I have a question on cluster-based permutation testing. I have a dataset with 31 participants, each participant performed two tasks and I want to compare the theta power time course between these two tasks at the source level. I used the function source_band_induced_power() to extract the time courses of theta from the whole brain sources.
However, I wonder whether this is actually comparing the two conditions in the way I am interested in. Namely, given that the input matrix X is n_subj * n_timepoints * n_vert, I think the function permutes across time and space.
What I would want to achieve is for each permutation to randomly swap the condition to which the time*space matrix is assigned, without affecting the dependency between time and space. I think this would be a more fair test for the differences between my two tasks.
I am not being able to implement this approach. I think I should use a stat_fun within the permutation_cluster_test analogous to scipy.stats.ttest_rel, but I am not sure how to do this and if it makes sense.

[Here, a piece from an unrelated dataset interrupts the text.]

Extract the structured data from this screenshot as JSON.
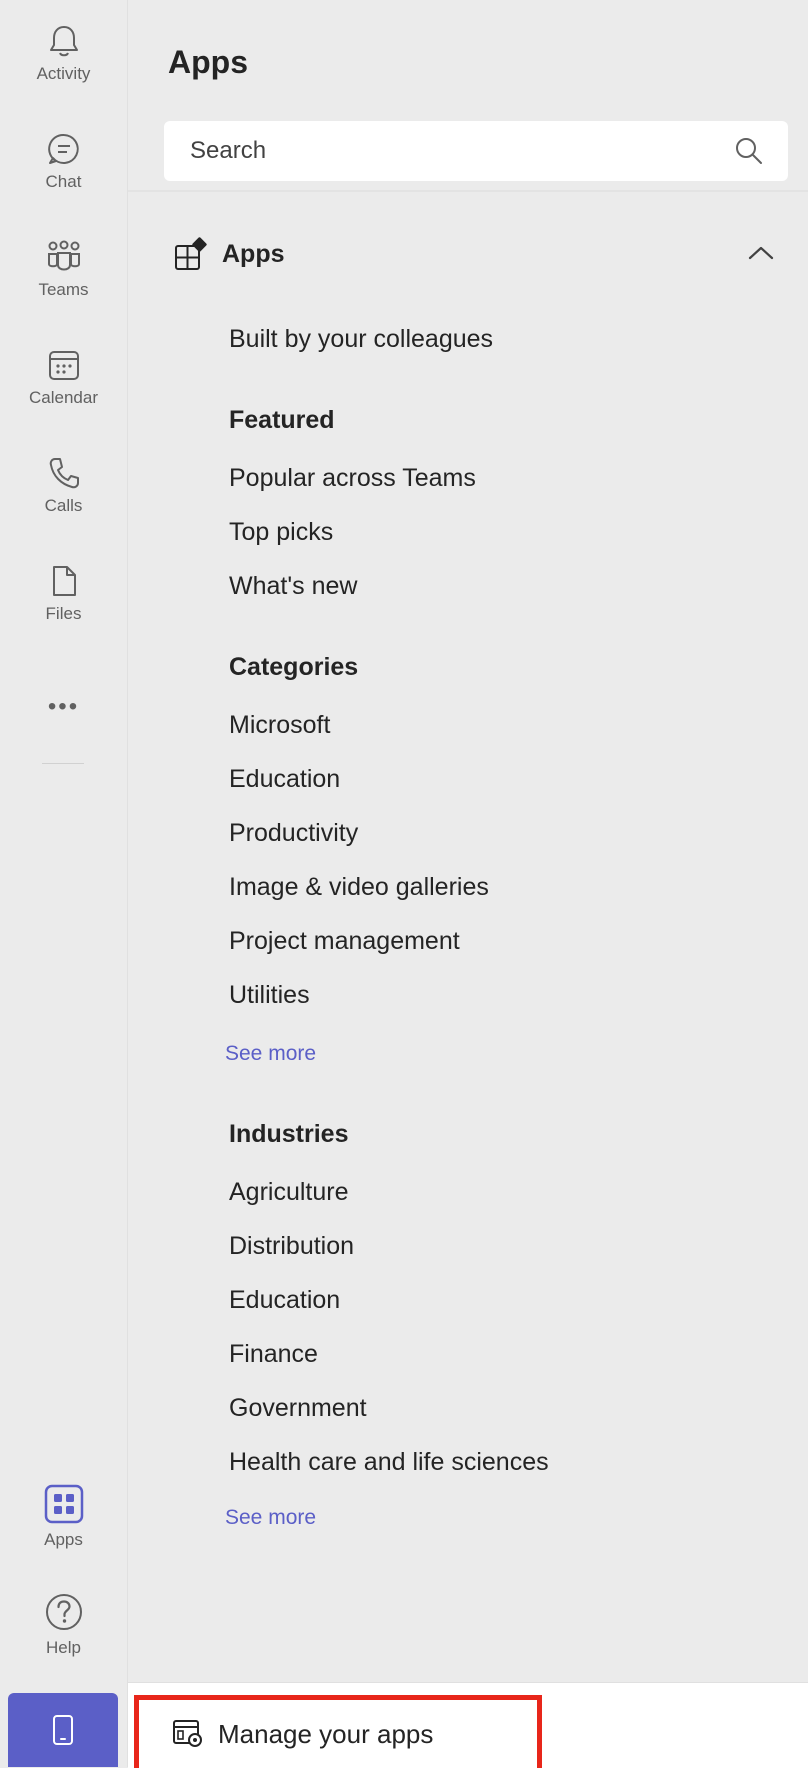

I’m pretty sure that the function is already doing what you want it to do. It does not permute across time and space; it clusters across time and space, as controlled by the adjacency and max_step parameters (which together determine which times are considered temporally adjacent, and which vertices are considered spatially adjacent).
Analyzing your data with the default stat_fun is already effectively the same as using scipy.stats.ttest_rel (which does the subtraction of condition A from condition B for you; here you’ve done the subtraction already so comparing the result against 0 using ttest_1samp is equivalent).
thanks a lot for your clear reply!
I have a follow up question: what is actually being permuted? Is it the sign of the observations? (by observation I mean for each subject the difference value between the two conditions).
I tried to figure it out in the source code but it is too advanced for me.